Am 3. wanderte "Tilla" entlang der polnischen Ostseeküste Richtung Baltikum. Aus dem Langwellentrog ging über Südfrankreich ein eigenständiges Höhentief hervor, das ursprünglich zu "Tilla" korrespondierende Höhentief schloss sich dem in seinem Nordteil nach Skandinavien bewegenden Trog an. Bundesweit gingen verbreitet schauerartige Regenfälle und örtlich kurze Gewitter nieder. Die Temperaturen erreichten nur Höchstwerte um +15, im Norden nicht einmal +10 °C.

04.05., 13:00 UTC, NOAA VIS
Quelle: DLR
Am 4. machte sich im Nordwesten der Keil eines Hochdruckgebietes mit Schwerpunkt westlich der Britischen Inseln mit bis zu zehn Sonnenstunden bemerkbar. Im Süden Deutschlands gewann dagegen ein sich auf der Vorderseite des am Vortag zur Iberischen Halbinsel abgetropften Höhentiefs entwickelndes, kräftiges Bodentief ("Ulrike") an Bedeutung. Dieses positionierte sich mit seinem Zentrum zunächst über dem Löwengolf; über die Alpen nordwärts ausgreifende Warmluftadvektion sowie dynamische Hebungsvorgänge im Bereich eines um das Höhentief schwenkenden Kurzwellentroges erzeugten jedoch ein Wolken- und Niederschlagsgebiet, das zum Nachmittag und Abend dem Süden Baden-Württembergs und Bayerns einsetzenden Regen brachte. Verbreitet summierten sich zwischen 2 und 5 mm innerhalb von sechs Stunden, dazu frischte der Wind stark böig auf mit schweren Sturmböen im Bergland (z. B. Feldberg/Schwarzwald 94 km/h).
An der Kaltfront von "Ulrike" entstand rasch ein neues Tief ("Valeska"), das am 5. den Sprung über die Alpen nach Süddeutschland schaffte. "Ulrike" löste sich im weiteren Verlauf an Ort und Stelle auf. Nach einer sehr kalten Nacht mit verbreitetem Frost im Norden - in Kiel wurde mit -2,3 °C gar ein neuer Rekordtiefstwert für den Monat Mai aufgestellt - änderte sich am Wetterbild gegenüber dem Vortag nichts Wesentliches; die Gebiete südlich des Mains lagen unter einer kompakten Wolkendecke verborgen, aus der teilweise etwas Regen fiel.
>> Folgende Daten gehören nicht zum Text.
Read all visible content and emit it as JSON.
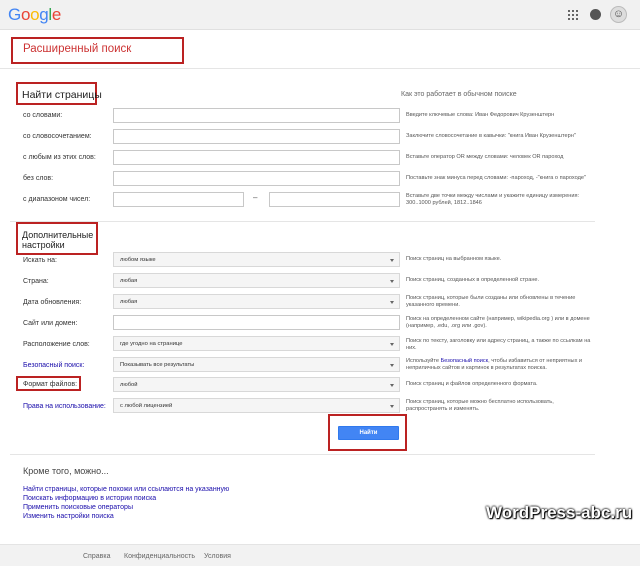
{
  "header": {
    "logo_letters": [
      {
        "ch": "G",
        "color": "#4285f4"
      },
      {
        "ch": "o",
        "color": "#ea4335"
      },
      {
        "ch": "o",
        "color": "#fbbc05"
      },
      {
        "ch": "g",
        "color": "#4285f4"
      },
      {
        "ch": "l",
        "color": "#34a853"
      },
      {
        "ch": "e",
        "color": "#ea4335"
      }
    ],
    "icons": [
      "apps-grid-icon",
      "notifications-icon",
      "account-avatar"
    ]
  },
  "page_title": "Расширенный поиск",
  "find_pages": {
    "title": "Найти страницы",
    "howto": "Как это работает в обычном поиске",
    "rows": [
      {
        "label": "со словами:",
        "hint": "Введите ключевые слова: Иван Федорович Крузенштерн"
      },
      {
        "label": "со словосочетанием:",
        "hint": "Заключите словосочетание в кавычки: \"книга Иван Крузенштерн\""
      },
      {
        "label": "с любым из этих слов:",
        "hint": "Вставьте оператор OR между словами: человек OR пароход"
      },
      {
        "label": "без слов:",
        "hint": "Поставьте знак минуса перед словами: -пароход, -\"книга о пароходе\""
      },
      {
        "label": "с диапазоном чисел:",
        "hint": "Вставьте две точки между числами и укажите единицу измерения: 300..1000 рублей, 1812..1846"
      }
    ],
    "range_dash": "–"
  },
  "extra": {
    "title": "Дополнительные настройки",
    "rows": [
      {
        "label": "Искать на:",
        "value": "любом языке",
        "hint": "Поиск страниц на выбранном языке.",
        "link": false
      },
      {
        "label": "Страна:",
        "value": "любая",
        "hint": "Поиск страниц, созданных в определенной стране.",
        "link": false
      },
      {
        "label": "Дата обновления:",
        "value": "любая",
        "hint": "Поиск страниц, которые были созданы или обновлены в течение указанного времени.",
        "link": false
      },
      {
        "label": "Сайт или домен:",
        "value": "",
        "hint": "Поиск на определенном сайте (например, wikipedia.org ) или в домене (например, .edu, .org или .gov).",
        "link": false
      },
      {
        "label": "Расположение слов:",
        "value": "где угодно на странице",
        "hint": "Поиск по тексту, заголовку или адресу страниц, а также по ссылкам на них.",
        "link": false
      },
      {
        "label": "Безопасный поиск:",
        "value": "Показывать все результаты",
        "hint_prefix": "Используйте ",
        "hint_link": "Безопасный поиск",
        "hint_suffix": ", чтобы избавиться от неприятных и неприличных сайтов и картинок в результатах поиска.",
        "link": true
      },
      {
        "label": "Формат файлов:",
        "value": "любой",
        "hint": "Поиск страниц и файлов определенного формата.",
        "link": false
      },
      {
        "label": "Права на использование:",
        "value": "с любой лицензией",
        "hint": "Поиск страниц, которые можно бесплатно использовать, распространять и изменять.",
        "link": true
      }
    ]
  },
  "find_button": "Найти",
  "more": {
    "title": "Кроме того, можно...",
    "links": [
      "Найти страницы, которые похожи или ссылаются на указанную",
      "Поискать информацию в истории поиска",
      "Применить поисковые операторы",
      "Изменить настройки поиска"
    ]
  },
  "watermark": "WordPress-abc.ru",
  "footer": {
    "links": [
      "Справка",
      "Конфиденциальность",
      "Условия"
    ]
  },
  "colors": {
    "highlight_box": "#b22222",
    "link": "#1a0dab",
    "button": "#4285f4"
  }
}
In der Mitte und im Norden schien häufig die Sonne. Für Anfang Mai war es deutlich zu kühl, im Süden blieb es regional bei einstelligen Tageshöchsttemperaturen. Doch auch im Norden kam das Quecksilber kaum über +10 bis +15 °C hinaus (z. B. Hamburg/Flgh. +13,1 °C).
Am 6. meldete sich in den westlichen Mittelgebirgen noch einmal der Winter zurück. "Valeska" zog im Tagesverlauf über den Osten Deutschlands nach Polen, auf ihrer Rückseite wurde die über dem südlichen Skandinavien und der Nordsee lagernde Kaltluft polaren Ursprungs bis zu den Alpen südwärts geführt. Das Höhentief wanderte über Norditalien zur nördlichen Adria; Warmluftadvektion einer-, vor allem aber ein weiterer markanter, um das Höhentiefzentrum kreisender Kurzwellentrog andererseits stellten großräumige Hebungsantriebe bereit. Insbesondere am Nachmittag kam es so verbreitet zu teilweise kräftigen Niederschlägen, die dank Verdunstungsabkühlung beispielsweise im Schwarzwald und auf der Schwäbischen Alb bis unter 1.000 Meter herab in Schnee übergingen und auch in der darauffolgenden Nacht andauerten. So wurden am Morgen des 7. in Freudenstadt 4, in Meßstetten 3 und auf dem Kahlen Asten im Sauerland 2 cm Schnee gemessen. Mancherorts im Schwarzwald dokumentierten Fotos eine Schneehöhe um 15 cm, die Bundesstraße 500 (Schwarzwaldhochstraße) musste streckenweise vorübergehend für den Schwerverkehr gesperrt werden. Im Westen wurden örtlich selbst im Tiefland Schneeflocken gesichtet. Die 24-stündigen Niederschlagsmengen beliefen sich besonders im Südwesten auf 20 bis 30 mm (z. B. Freudenstadt 33 mm). Tagsüber blieb der Himmel wolkenverhangen, hauptsächlich in der Westhälfte fiel weiterer Regen. Selten erlebt man in Deutschland einen so kühlen Maitag, zweistellige Höchsttemperaturen bildeten die Ausnahme und traten lediglich am Oberrhein, in Teilen Bayerns sowie im Osten auf. Derweil zog ein neues Höhentief von Skandinavien zur Biskaya und regenerierte auf diese Weise den Trogkomplex über West- und Mitteleuropa.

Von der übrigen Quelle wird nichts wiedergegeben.